When law departments cut costs, do firms deserve any minimum level of profitability?

Managers of law firms undoubtedly feel pressure to keep their firms profitable, enjoying juicy and increasing profits per partner. Realistically, large firms are “publicly traded” in the sense that their comparative profits-per-partner are splashed all over the trade journals. If the collective cost-cutting of corporate clients threatens that take-home, should it matter to law departments?

Some, but not much. If any purchaser drives too hard a bargain, the supplier will fold or flee. General counsel, however, highly value law firms they trust and who know them, so the market, in fact, is often price inelastic (See my posts on Oct. 4, 2005 about loyalty and July 30, 2005 about fear of losing the department’s favored firms.)
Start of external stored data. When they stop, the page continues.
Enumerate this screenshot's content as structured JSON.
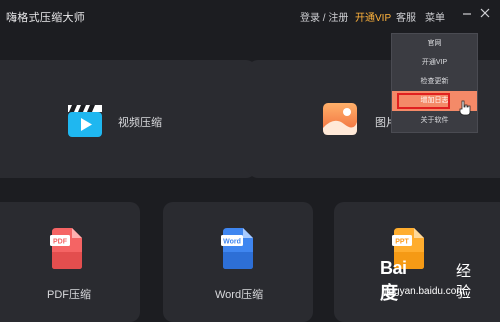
{
  "app": {
    "title": "嗨格式压缩大师"
  },
  "topnav": {
    "login": "登录 / 注册",
    "vip": "开通VIP",
    "service": "客服",
    "menu": "菜单",
    "minimize_icon": "minimize-icon",
    "close_icon": "close-icon"
  },
  "cards": {
    "video": {
      "label": "视频压缩",
      "icon": "video-clapper-icon"
    },
    "image": {
      "label": "图片",
      "icon": "image-icon"
    },
    "pdf": {
      "label": "PDF压缩",
      "badge": "PDF",
      "icon": "pdf-file-icon"
    },
    "word": {
      "label": "Word压缩",
      "badge": "Word",
      "icon": "word-file-icon"
    },
    "ppt": {
      "badge": "PPT",
      "icon": "ppt-file-icon"
    }
  },
  "dropdown": {
    "items": [
      "官网",
      "开通VIP",
      "检查更新",
      "增加日志",
      "关于软件"
    ],
    "active_index": 3
  },
  "watermark": {
    "logo": "Bai度",
    "jingyan": "经验",
    "url": "jingyan.baidu.com"
  },
  "colors": {
    "accent_vip": "#ffb33c",
    "menu_active": "#f48a68",
    "highlight_border": "#e02020",
    "background": "#1c1d21",
    "card": "#2a2b30"
  }
}
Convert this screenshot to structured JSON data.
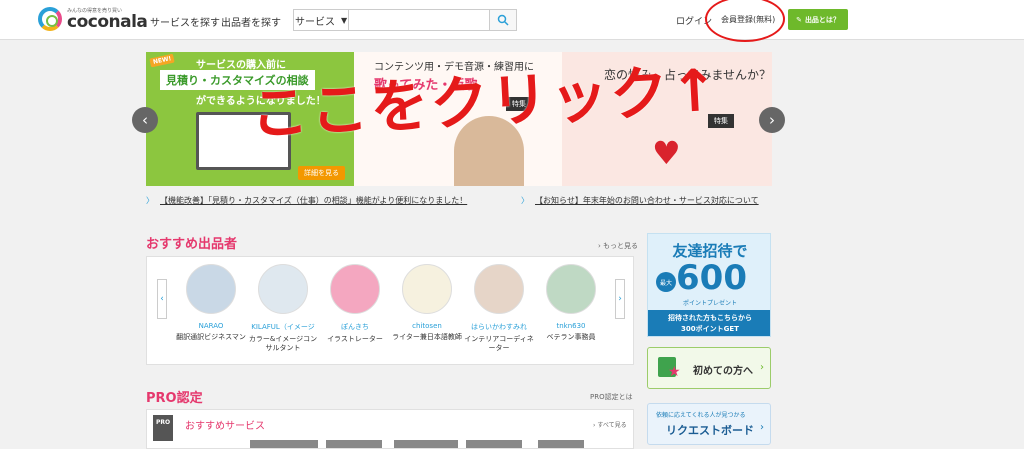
{
  "header": {
    "logo_tagline": "みんなの得意を売り買い",
    "logo_name": "coconala",
    "nav": [
      "サービスを探す",
      "出品者を探す"
    ],
    "search_category": "サービス",
    "search_value": "",
    "login": "ログイン",
    "register": "会員登録(無料)",
    "pro_button": "出品とは？"
  },
  "annotation_text": "ここをクリック↑",
  "carousel": {
    "slide1": {
      "badge": "NEW!",
      "line1": "サービスの購入前に",
      "line2": "見積り・カスタマイズの相談",
      "line3": "ができるようになりました！",
      "button": "詳細を見る"
    },
    "slide2": {
      "line1": "コンテンツ用・デモ音源・練習用に",
      "line2": "歌ってみた・仮歌",
      "tag": "特集"
    },
    "slide3": {
      "line1": "恋の悩み、占ってみませんか？",
      "tag": "特集"
    }
  },
  "news": [
    "【機能改善】「見積り・カスタマイズ（仕事）の相談」機能がより便利になりました！",
    "【お知らせ】年末年始のお問い合わせ・サービス対応について"
  ],
  "sellers_section": {
    "title": "おすすめ出品者",
    "more": "もっと見る",
    "sellers": [
      {
        "name": "NARAO",
        "desc": "翻訳通訳ビジネスマン"
      },
      {
        "name": "KILAFUL（イメージ",
        "desc": "カラー&イメージコンサルタント"
      },
      {
        "name": "ぽんきち",
        "desc": "イラストレーター"
      },
      {
        "name": "chitosen",
        "desc": "ライター兼日本語教師"
      },
      {
        "name": "はらいかわすみれ",
        "desc": "インテリアコーディネーター"
      },
      {
        "name": "tnkn630",
        "desc": "ベテラン事務員"
      }
    ]
  },
  "pro_section": {
    "title": "PRO認定",
    "link": "PRO認定とは",
    "badge": "PRO",
    "sub_title": "おすすめサービス",
    "all_link": "すべて見る"
  },
  "ads": {
    "invite_title": "友達招待で",
    "invite_max": "最大",
    "invite_number": "600",
    "invite_points": "ポイントプレゼント",
    "invite_band_1": "招待された方もこちらから",
    "invite_band_2": "300ポイントGET",
    "first_time": "初めての方へ",
    "request_sub": "依頼に応えてくれる人が見つかる",
    "request_title": "リクエストボード"
  },
  "colors": {
    "brand_pink": "#e5386d",
    "brand_blue": "#2aa0d8",
    "brand_green": "#6eb92b",
    "annotation_red": "#e51a1a"
  }
}
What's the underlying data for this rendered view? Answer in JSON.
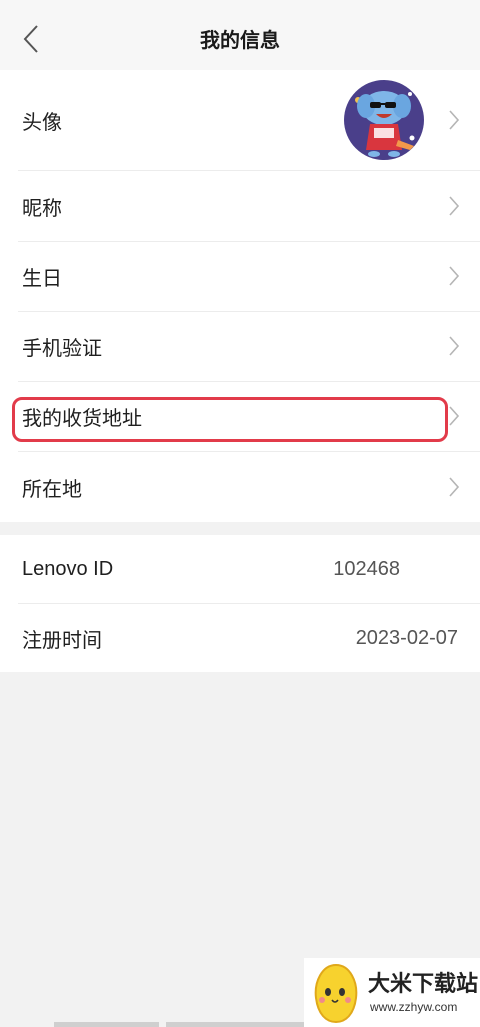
{
  "header": {
    "title": "我的信息"
  },
  "profile_rows": [
    {
      "label": "头像"
    },
    {
      "label": "昵称"
    },
    {
      "label": "生日"
    },
    {
      "label": "手机验证"
    },
    {
      "label": "我的收货地址"
    },
    {
      "label": "所在地"
    }
  ],
  "info_rows": [
    {
      "label": "Lenovo ID",
      "value": "102468"
    },
    {
      "label": "注册时间",
      "value": "2023-02-07"
    }
  ],
  "colors": {
    "highlight": "#e23b4a",
    "background": "#f2f2f2"
  },
  "watermark": {
    "name": "大米下载站",
    "url": "www.zzhyw.com"
  }
}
In the era of deflating product prices, it might just be the tough love rules of the game for a company’s law department to allow its law firms to change billing rates only in line with cost of living indexes (perhaps the Consumer Price Index), or at the percentage of revenue growth (or decline) of the company, or the company’s increase (or decrease) in profitability for the year.

I suspect a law firm would make a dramatic marketing splash if it committed holding its increases to one of those exogenous setters of rates.

Costs are cut incessantly in the corporate world, and law firms need to either adjust themselves to keeping clients happy, such as by linking fee increases to proven productivity gains (See my post of Nov. 16, 2005 about experience sampling and productivity.) or external measures, or seek other clients who will support them in the style to which they have become accustomed or feel they deserve.